Affaires à suivre

Il y a encore six ans, rares étaient ceux qui misaient sur le succès des cigarettes électroniques. Rien ne pourrait détrôner la sacro sainte clope et toute solution alternative à la cigarette, aussi innovante soit elle, était vouée à l’échec. En 2013, la cigarette électronique est sur toutes les bouches ou plutôt entre les lèvres de plus de 500 000 Français qui s’y sont convertis.

L’Office français de prévention du tabagisme a rendu son rapport fin mai et n’a pas lésiné sur les recommandations concernant la cigarette électronique. Pas moins de 28 recommandations ont été adressées au Gouvernement, illustrant si besoin en était que « l’e-cigarette » est sortie de l’anonymat et est en passe de devenir un phénomène de société.

Un phénomène de société qui ne doit pas devenir une mode attirant une jeunesse curieuse et prête à embrasser le moindre mouvement perçu comme cool et branché. C’est d’ailleurs la 3e recommandation des experts qui souhaitent « mettre en œuvre des mesures pour éviter toute promotion et toute facilitation de l’accès de l’e-cigarette aux mineurs et aux sujets n’ayant jamais fumé ». L’e-cigarette a été conçue comme un moyen de sortir d’une dépendance qui fait 73 000 morts en France chaque année. Elle ne doit pas devenir la première étape de la mise en place d’une dépendance à la nicotine comme le souhaitent sournoisement des cigarettiers fâchés de voir leur business être remis en cause de la sorte.

Les modèles de cigarettes électroniques sont nombreux et des magasins spécialisés ont d’ailleurs vu le jour à Paris et dans certaines villes en région. Le rapport de l’Office français de prévention du tabagisme incite quant à lui à la vente des e-cigarettes en pharmacie dans la mesure où se produit vise à combattre une addiction qui génère des milliers de morts et des millions d’euros de dépenses de santé chaque année. Une position logique qui devrait satisfaire une entreprise comme Visiomed qui s’est spécialisée dans le matériel médical et qui commercialise une gamme de cigarette électronique sous le nom de Tag Replay.

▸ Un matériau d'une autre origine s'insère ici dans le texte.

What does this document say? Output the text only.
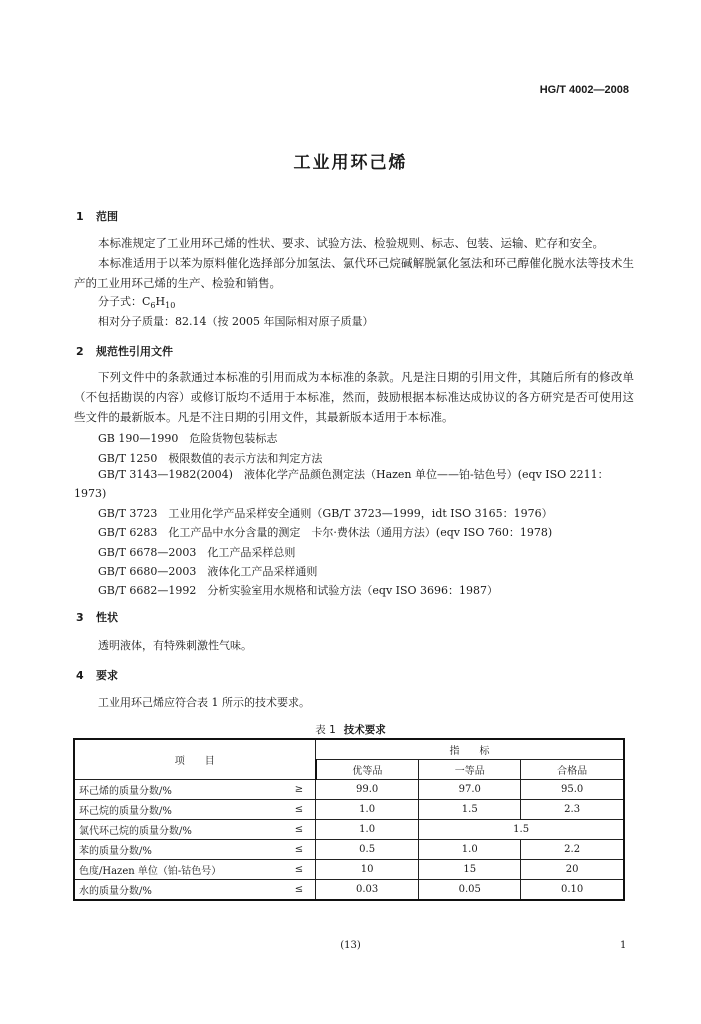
HG/T 4002—2008
工业用环己烯
1 范围
本标准规定了工业用环己烯的性状、要求、试验方法、检验规则、标志、包装、运输、贮存和安全。
本标准适用于以苯为原料催化选择部分加氢法、氯代环己烷碱解脱氯化氢法和环己醇催化脱水法等技术生产的工业用环己烯的生产、检验和销售。
分子式：$C_6H_{10}$
相对分子质量：82.14（按 2005 年国际相对原子质量）
2 规范性引用文件
下列文件中的条款通过本标准的引用而成为本标准的条款。凡是注日期的引用文件，其随后所有的修改单（不包括勘误的内容）或修订版均不适用于本标准，然而，鼓励根据本标准达成协议的各方研究是否可使用这些文件的最新版本。凡是不注日期的引用文件，其最新版本适用于本标准。
GB 190—1990　危险货物包装标志
GB/T 1250　极限数值的表示方法和判定方法
GB/T 3143—1982(2004)　液体化学产品颜色测定法（Hazen 单位——铂-钴色号）(eqv ISO 2211：
1973)
GB/T 3723　工业用化学产品采样安全通则（GB/T 3723—1999，idt ISO 3165：1976）
GB/T 6283　化工产品中水分含量的测定　卡尔·费休法（通用方法）(eqv ISO 760：1978)
GB/T 6678—2003　化工产品采样总则
GB/T 6680—2003　液体化工产品采样通则
GB/T 6682—1992　分析实验室用水规格和试验方法（eqv ISO 3696：1987）
3 性状
透明液体，有特殊刺激性气味。
4 要求
工业用环己烯应符合表 1 所示的技术要求。
表 1 技术要求
项　　目		指　　标		
		优等品	一等品	合格品
环己烯的质量分数/%	≥	99.0	97.0	95.0
环己烷的质量分数/%	≤	1.0	1.5	2.3
氯代环己烷的质量分数/%	≤	1.0	1.5	
苯的质量分数/%	≤	0.5	1.0	2.2
色度/Hazen 单位（铂-钴色号）	≤	10	15	20
水的质量分数/%	≤	0.03	0.05	0.10
(13)	1
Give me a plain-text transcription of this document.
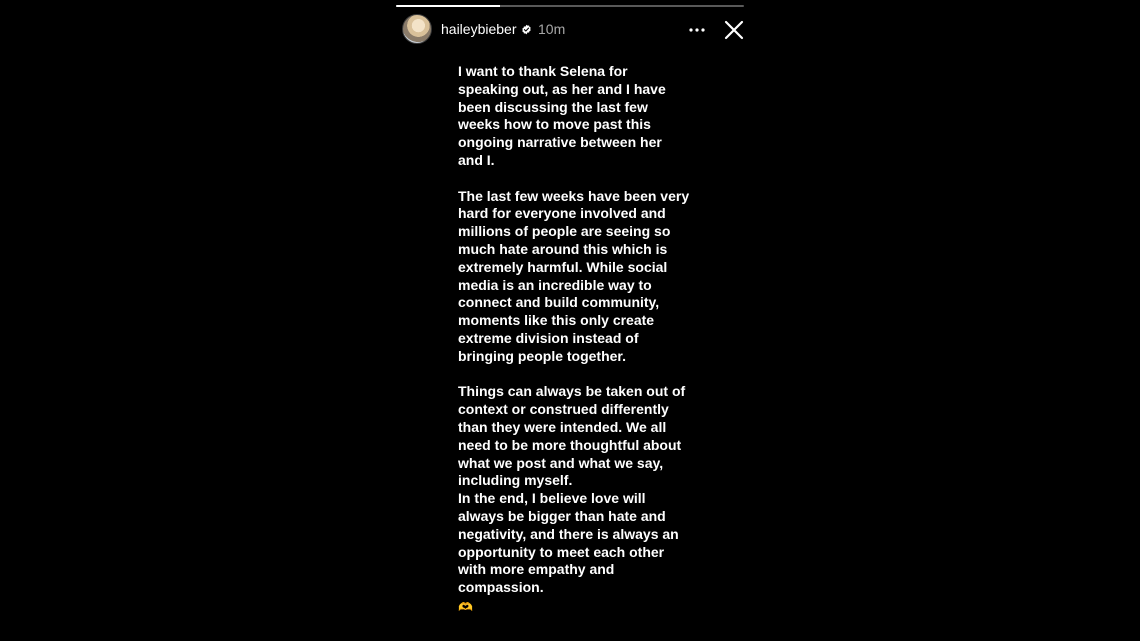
haileybieber 10m

I want to thank Selena for
speaking out, as her and I have
been discussing the last few
weeks how to move past this
ongoing narrative between her
and I.

The last few weeks have been very
hard for everyone involved and
millions of people are seeing so
much hate around this which is
extremely harmful. While social
media is an incredible way to
connect and build community,
moments like this only create
extreme division instead of
bringing people together.

Things can always be taken out of
context or construed differently
than they were intended. We all
need to be more thoughtful about
what we post and what we say,
including myself.
In the end, I believe love will
always be bigger than hate and
negativity, and there is always an
opportunity to meet each other
with more empathy and
compassion.

🫶
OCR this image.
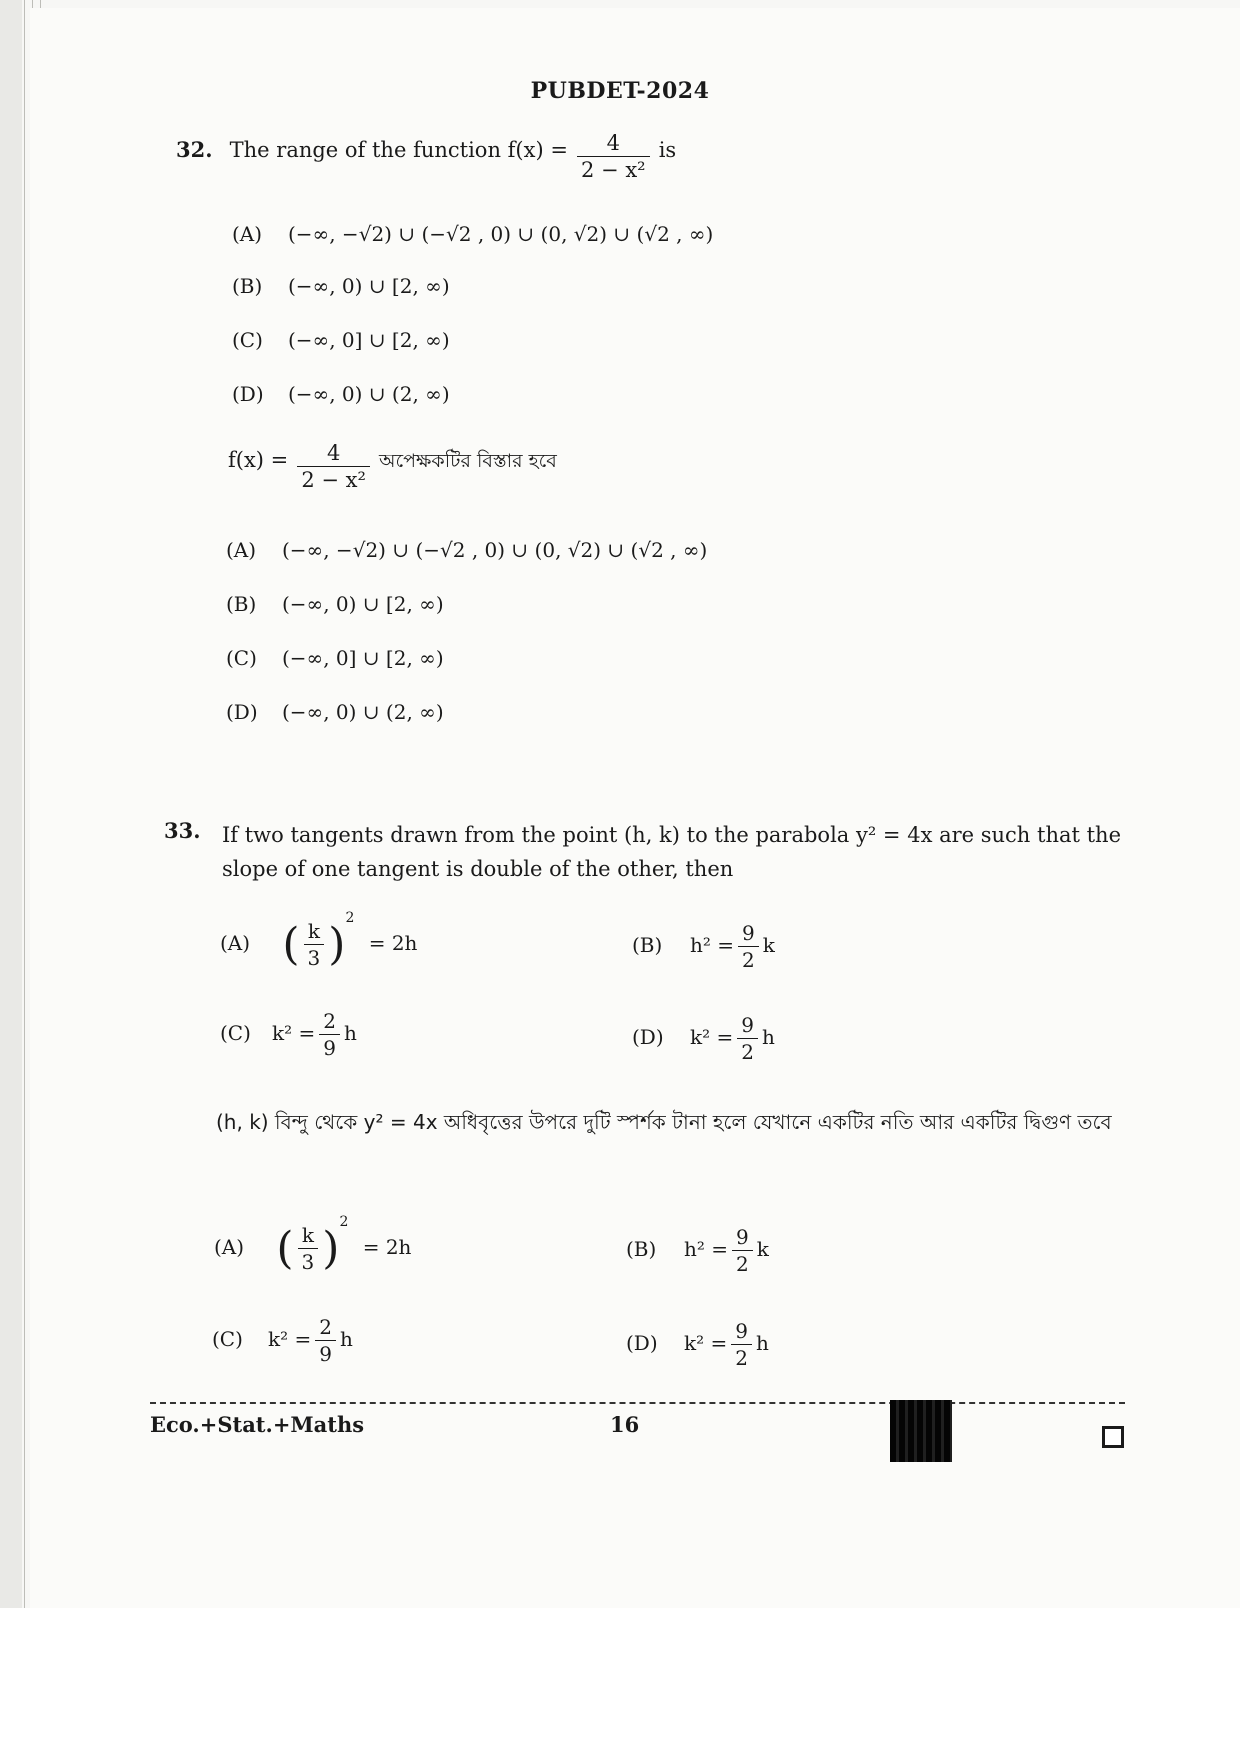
PUBDET-2024
32. The range of the function $f(x) = \frac{4}{\text{2 − x²}}$ is
(A) (−∞, −√2) ∪ (−√2 , 0) ∪ (0, √2) ∪ (√2 , ∞)
(B) (−∞, 0) ∪ [2, ∞)
(C) (−∞, 0] ∪ [2, ∞)
(D) (−∞, 0) ∪ (2, ∞)
$f(x) = \frac{4}{\text{2 − x²}}$ অপেক্ষকটির বিস্তার হবে
(A) (−∞, −√2) ∪ (−√2 , 0) ∪ (0, √2) ∪ (√2 , ∞)
(B) (−∞, 0) ∪ [2, ∞)
(C) (−∞, 0] ∪ [2, ∞)
(D) (−∞, 0) ∪ (2, ∞)
33. If two tangents drawn from the point (h, k) to the parabola y² = 4x are such that the slope of one tangent is double of the other, then
(A) ( $\frac{k}{3} )^2 = 2h$	(B) $h^2 = \frac{9}{2}$ k
(C) $k^2 = \frac{2}{9}$ h	(D) $k^2 = \frac{9}{2}$ h
(h, k) বিন্দু থেকে y² = 4x অধিবৃত্তের উপরে দুটি স্পর্শক টানা হলে যেখানে একটির নতি আর একটির দ্বিগুণ তবে
(A) ( $\frac{k}{3} )^2 = 2h$	(B) $h^2 = \frac{9}{2}$ k
(C) $k^2 = \frac{2}{9}$ h	(D) $k^2 = \frac{9}{2}$ h
Eco.+Stat.+Maths	16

La balle est désormais dans le camp du Gouvernement qui devrait légiférer d’ici quelques semaines. Nul doute que le rapport de l’Office français de prévention du tabagisme sera attentivement lu par une ministre de la Santé qui devra trancher sur l’interdiction ou non de la cigarette électronique dans les lieux publics. Une question sensible qui secoue la toile et oppose deux camps bien ancrés dans leurs convictions. Il y aura forcément des mécontents et le Gouvernement le sait fort bien.